Inside Sanas Voice Activity Detection (VAD) for Real-Time, Low-Latency Applications

Voice Activity Detection (VAD) is a foundational component of modern speech technology systems. Whether it’s powering keyword spotting, Automatic Speech Recognition (ASR) transcription systems, or real-time speech processing models, VAD determines when speech is present — and just as importantly, when it’s not.
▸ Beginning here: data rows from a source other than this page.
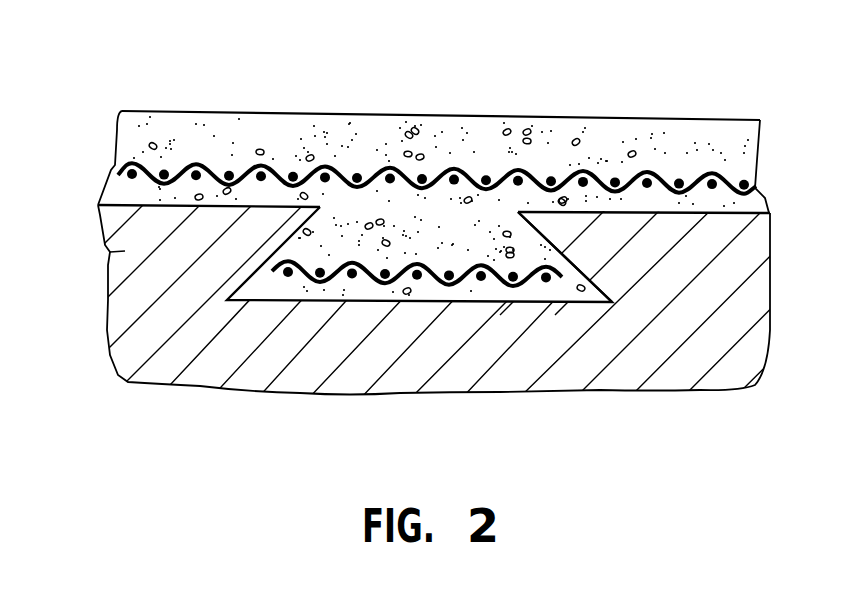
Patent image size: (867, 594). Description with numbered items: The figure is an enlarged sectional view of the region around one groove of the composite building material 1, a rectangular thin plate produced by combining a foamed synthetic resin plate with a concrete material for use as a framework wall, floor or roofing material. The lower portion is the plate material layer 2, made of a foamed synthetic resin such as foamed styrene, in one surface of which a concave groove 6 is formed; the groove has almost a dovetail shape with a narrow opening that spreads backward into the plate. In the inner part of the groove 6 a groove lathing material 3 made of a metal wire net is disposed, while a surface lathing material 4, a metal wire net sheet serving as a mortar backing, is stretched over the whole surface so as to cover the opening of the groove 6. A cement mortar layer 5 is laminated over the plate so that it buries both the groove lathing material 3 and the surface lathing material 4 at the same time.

The composite building material 1 is at (135, 88).
The plate material layer 2 is at (108, 255).
The groove lathing material 3 is at (447, 268).
The surface lathing material 4 is at (272, 181).
The cement mortar layer 5 is at (117, 130).
The concave groove 6 is at (538, 298).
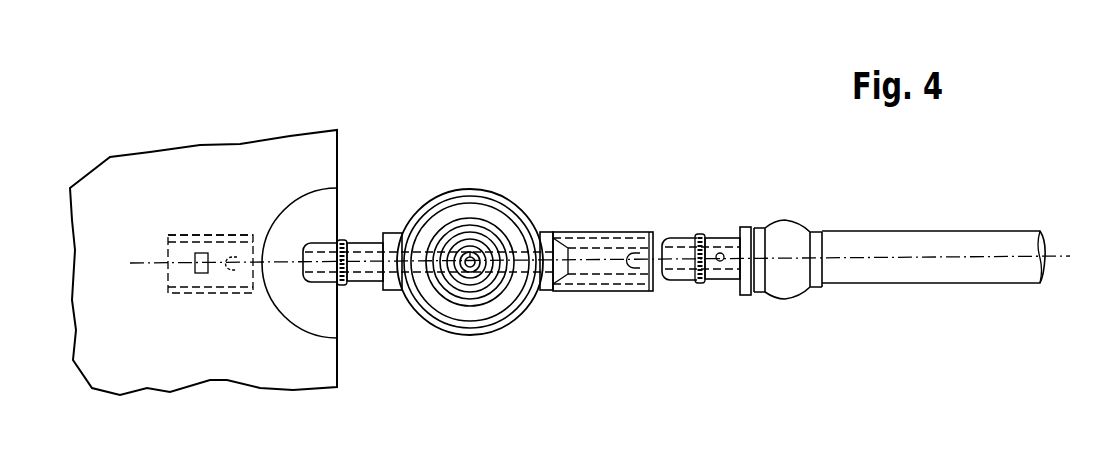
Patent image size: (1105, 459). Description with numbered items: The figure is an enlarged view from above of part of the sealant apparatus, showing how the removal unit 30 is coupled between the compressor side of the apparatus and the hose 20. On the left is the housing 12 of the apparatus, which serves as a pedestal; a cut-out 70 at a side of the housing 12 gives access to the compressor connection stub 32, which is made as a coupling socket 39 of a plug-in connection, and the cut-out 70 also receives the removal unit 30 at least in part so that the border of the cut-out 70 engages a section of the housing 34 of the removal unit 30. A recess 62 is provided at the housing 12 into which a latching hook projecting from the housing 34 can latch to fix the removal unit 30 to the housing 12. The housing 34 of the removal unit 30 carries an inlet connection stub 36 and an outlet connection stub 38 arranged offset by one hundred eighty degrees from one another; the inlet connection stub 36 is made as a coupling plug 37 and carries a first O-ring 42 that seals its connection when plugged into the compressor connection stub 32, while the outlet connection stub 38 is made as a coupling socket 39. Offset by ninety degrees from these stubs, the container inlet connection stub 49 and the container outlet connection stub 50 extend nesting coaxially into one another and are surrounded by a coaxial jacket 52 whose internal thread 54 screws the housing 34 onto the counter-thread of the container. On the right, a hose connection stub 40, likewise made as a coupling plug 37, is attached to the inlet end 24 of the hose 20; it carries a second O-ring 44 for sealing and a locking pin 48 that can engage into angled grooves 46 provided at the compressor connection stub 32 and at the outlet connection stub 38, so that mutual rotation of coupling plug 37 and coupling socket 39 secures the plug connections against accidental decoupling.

A strong VAD is mission critical to voice-centric applications in three ways:
- Turn Detection and Conversational Flow: For Interactive Voice Response (IVR) and voice AI agents that converse with users, a VAD helps determine when someone has stopped speaking — a core part of “turn detection”.
- Avoiding Spurious Interruptions: A robust VAD ensures that AI systems don’t react to background voices or random noise. This avoids unnecessary interruptions, false triggers of downstream models, or unintended responses, keeping conversations continuous and natural.
- Efficiency and Cost Savings: Because VAD filters out non-speech frames, systems don’t waste resources processing silence or background noise. This leads to lower compute and bandwidth usage, which are important in cloud-based ASR, LLM pipelines, or mobile voice-app scenarios.
Even though real-time VAD systems have been around for years, most weren’t built for the environments we’re dealing with today. They work well in clean or controlled settings, but once you introduce real-world noise — overlapping voices in a call center, a fan blowing into the microphone, someone talking from across the room — their accuracy quickly decreases. Unfortunately, those are exactly the scenarios where modern voice-AI systems need VAD to be rock solid.
The limitations of existing real-time VAD make one thing clear: modern speech systems need a VAD built for streaming, real-world acoustics, and strict latency requirements.
That’s why we built Sanas Voice Activity Detection (VAD), our latest generation system designed specifically for real-time, low-latency streaming applications and challenging acoustic environments. With Sanas VAD, conversations become clearer, downstream models are more efficient, and speech-driven systems respond with greater precision.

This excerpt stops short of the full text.